Peux-tu nous décrire une journée type sur le terrain?
Je passais les 3/4 du temps sur la sous-base de Kabimba et 1/4 du temps sur la base de Kalemie.
Lorsque j'étais à Kabimba, je m'occupais de la mise en œuvre et du suivi du programme, de la logistique, de l'administration. J'étais constamment en relation avec la base de Kalemie pour discuter de l'avancée du programme. J'échangeais avec les autorités locales et réglais les petits problèmes de fonctionnement. Avant de partir sur le terrain, il fallait préparer le chargement du matériel sur le bateau, seul moyen de transport pour accéder aux villages. En général, je faisais 2 jours sur la sous-base de Kabimba et 10 jours sur le terrain pour les travaux.
Ces 10 jours me permettaient d'être en contact direct avec les bénéficiaires, de réévaluer leurs besoins, et de visiter les chantiers pour m'assurer de l'avancement des travaux. J'étais entouré de 3 superviseurs de chantiers, de 3 sensibilisateurs, d'un assistant magasinier logistique et d'une équipe de 5 gardiens.
As-tu rencontré des problèmes sur la mission ? Le plus gros problème que nous avons rencontré se situe surtout au niveau logistique. Pour acheminer le matériel nécessaire à la construction de latrines ou de points d'eau, il fallait le faire par bateau sur le lac Tanganyika, car il n'y a aucun moyen d'accéder aux populations par voie terrestre. Malheureusement, le lac étant souvent agité, il fallait laisser le bateau à quai ce qui retardait les travaux de construction.

D'un point de vue plus personnel, comment s'est déroulé ta mission ?
Pour ma première mission, je suis très content. Mais j'ai ramené de celle-ci la conscience des immenses besoins de la population de la région. Celle-ci fait face à de nombreux autres problèmes : pas de soins de santé, pas d'écoles, pas d'orphelinats.
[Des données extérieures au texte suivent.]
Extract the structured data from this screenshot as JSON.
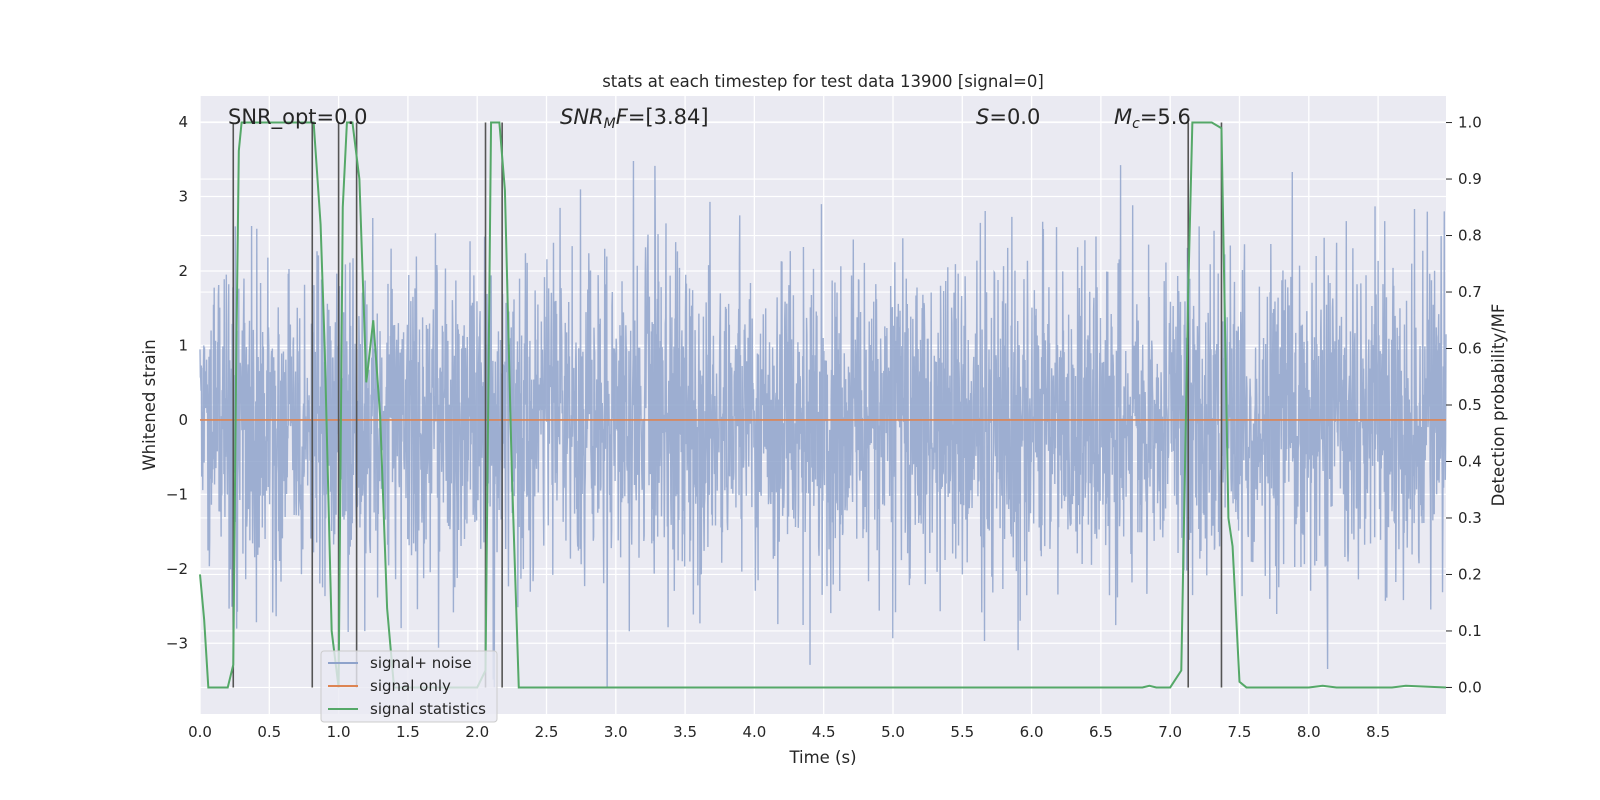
{
  "chart_data": {
    "type": "line",
    "title": "stats at each timestep for test data 13900 [signal=0]",
    "xlabel": "Time (s)",
    "ylabel": "Whitened strain",
    "y2label": "Detection probability/MF",
    "xlim": [
      0,
      8.99
    ],
    "ylim": [
      -3.95,
      4.35
    ],
    "y2lim": [
      -0.047,
      1.047
    ],
    "xticks": [
      0.0,
      0.5,
      1.0,
      1.5,
      2.0,
      2.5,
      3.0,
      3.5,
      4.0,
      4.5,
      5.0,
      5.5,
      6.0,
      6.5,
      7.0,
      7.5,
      8.0,
      8.5
    ],
    "yticks": [
      -3,
      -2,
      -1,
      0,
      1,
      2,
      3,
      4
    ],
    "y2ticks": [
      0.0,
      0.1,
      0.2,
      0.3,
      0.4,
      0.5,
      0.6,
      0.7,
      0.8,
      0.9,
      1.0
    ],
    "xtick_labels": [
      "0.0",
      "0.5",
      "1.0",
      "1.5",
      "2.0",
      "2.5",
      "3.0",
      "3.5",
      "4.0",
      "4.5",
      "5.0",
      "5.5",
      "6.0",
      "6.5",
      "7.0",
      "7.5",
      "8.0",
      "8.5"
    ],
    "ytick_labels": [
      "−3",
      "−2",
      "−1",
      "0",
      "1",
      "2",
      "3",
      "4"
    ],
    "y2tick_labels": [
      "0.0",
      "0.1",
      "0.2",
      "0.3",
      "0.4",
      "0.5",
      "0.6",
      "0.7",
      "0.8",
      "0.9",
      "1.0"
    ],
    "grid": true,
    "legend_position": "lower-left",
    "annotations": [
      {
        "text": "SNR_opt=0.0",
        "x": 0.2
      },
      {
        "text": "SNR_MF=[3.84]",
        "x": 2.6
      },
      {
        "text": "S=0.0",
        "x": 5.6
      },
      {
        "text": "M_c=5.6",
        "x": 6.6
      }
    ],
    "series": [
      {
        "name": "signal+ noise",
        "color": "#8fa3cb",
        "description_values": "noise amplitude approx 1.7 sigma range, peaks to about 4 / -3.6"
      },
      {
        "name": "signal only",
        "color": "#dd8452",
        "values_constant": 0.0
      },
      {
        "name": "signal statistics",
        "color": "#55a868",
        "x": [
          0.0,
          0.03,
          0.06,
          0.1,
          0.15,
          0.2,
          0.24,
          0.26,
          0.28,
          0.3,
          0.5,
          0.7,
          0.82,
          0.87,
          0.9,
          0.95,
          1.0,
          1.03,
          1.06,
          1.1,
          1.15,
          1.2,
          1.25,
          1.3,
          1.35,
          1.4,
          1.5,
          1.6,
          1.7,
          1.8,
          1.9,
          2.0,
          2.06,
          2.1,
          2.16,
          2.2,
          2.25,
          2.3,
          2.5,
          3.0,
          3.5,
          4.0,
          4.5,
          5.0,
          5.5,
          6.0,
          6.5,
          6.8,
          6.85,
          6.9,
          7.0,
          7.08,
          7.13,
          7.16,
          7.2,
          7.3,
          7.37,
          7.42,
          7.45,
          7.5,
          7.55,
          7.6,
          8.0,
          8.1,
          8.2,
          8.6,
          8.7,
          8.99
        ],
        "values": [
          0.2,
          0.12,
          0.0,
          0.0,
          0.0,
          0.0,
          0.04,
          0.55,
          0.95,
          1.0,
          1.0,
          1.0,
          1.0,
          0.82,
          0.6,
          0.1,
          0.0,
          0.85,
          1.0,
          1.0,
          0.9,
          0.54,
          0.65,
          0.48,
          0.14,
          0.0,
          0.0,
          0.0,
          0.0,
          0.0,
          0.0,
          0.0,
          0.03,
          1.0,
          1.0,
          0.88,
          0.38,
          0.0,
          0.0,
          0.0,
          0.0,
          0.0,
          0.0,
          0.0,
          0.0,
          0.0,
          0.0,
          0.0,
          0.003,
          0.0,
          0.0,
          0.03,
          0.7,
          1.0,
          1.0,
          1.0,
          0.99,
          0.3,
          0.25,
          0.01,
          0.0,
          0.0,
          0.0,
          0.003,
          0.0,
          0.0,
          0.003,
          0.0
        ]
      }
    ],
    "detection_markers_x": [
      0.24,
      0.81,
      1.0,
      1.13,
      2.06,
      2.18,
      7.13,
      7.37
    ]
  }
}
Il y a un énorme manque humanitaire sur cette région nord.
Nos équipes ont découvert, un jour, un village à une heure de marche de Kalemie. Personne ne connaissait l'existence de ce village où les habitants n'ont absolument rien. Je trouve que cette anecdote illustre bien ce manque d'assistance humanitaire,
Et maintenant, que comptes-tu faire ? Je repars dans quelques jours à Goma, au Nord-Kivu, toujours en République démocratique du Congo. C'est un programme de RRM (Mécanisme de Réponse Rapide), je pars en tant que responsable terrain en eau et assainissement pour 4 à 6 mois.